Yes, it is true that this was one horrific day.  The whole of Astoria changed with just one white van and some red.  In one instance, madness took over.  But, my neighborhood is calmed and returns to its normal state, until something else changes it again.  Not cats or signs which exasperate memory but holiday lights on row houses, snow and huge plastic figurines.  The dullness and dirty sidewalks go away for the time being and things become just one beautiful dream.

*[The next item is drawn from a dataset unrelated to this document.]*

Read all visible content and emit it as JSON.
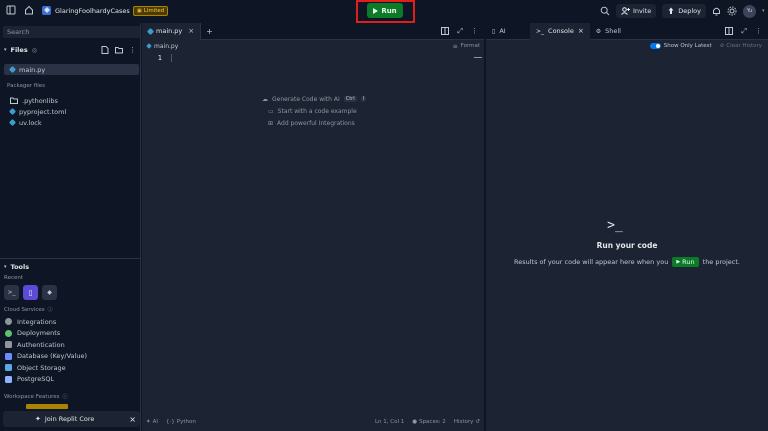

In this beautiful dream is the Astoria.  You are caught alone, something in the air changes and you notice it slowly like a newly decorated room.  You are in it, on quiet, snowy nights when your lease is up and you are wandering the streets in search for a place to call home.  You hope the next place will be better, fighting the uncertainty.  On Sunday nights, when you are doing laundry and dreading work, you enjoy the moment when you only have to fold clothes.  And other times, you are in Astoria just walking around after lunch or dinner for no particular reason.  You find a certain kind of peace in the gaudy reindeer set that is inside the front window of one storefront.  The red and green bulbs fade as you wonder why it is that you continue to struggle, when all you search for is simplicity.

Living in Astoria, this suspended madness, is not easy.  I am waiting for the confusion to end, when it never does.  I am looking for old places when new ones are found.  I search for the things that I love most, when they are not near.  Sometimes confronted by death, I face fear.  But life seems ever so much more vivid.  There is clarity from the madness and because of this I continue to walk down Broadway to my home.  Finding happiness out of the sad and a sense of calm from the chaos is what keeps me going.  Because of this, I pass the row houses, my one neighbor’s menacing dog only to see my house.  From a distance I can always count on that beach blue painted vestibule, which my brother says reminds him of a tanning salon.  A beacon of safety, I continue to my door, open it, only to start the Astoria again tomorrow.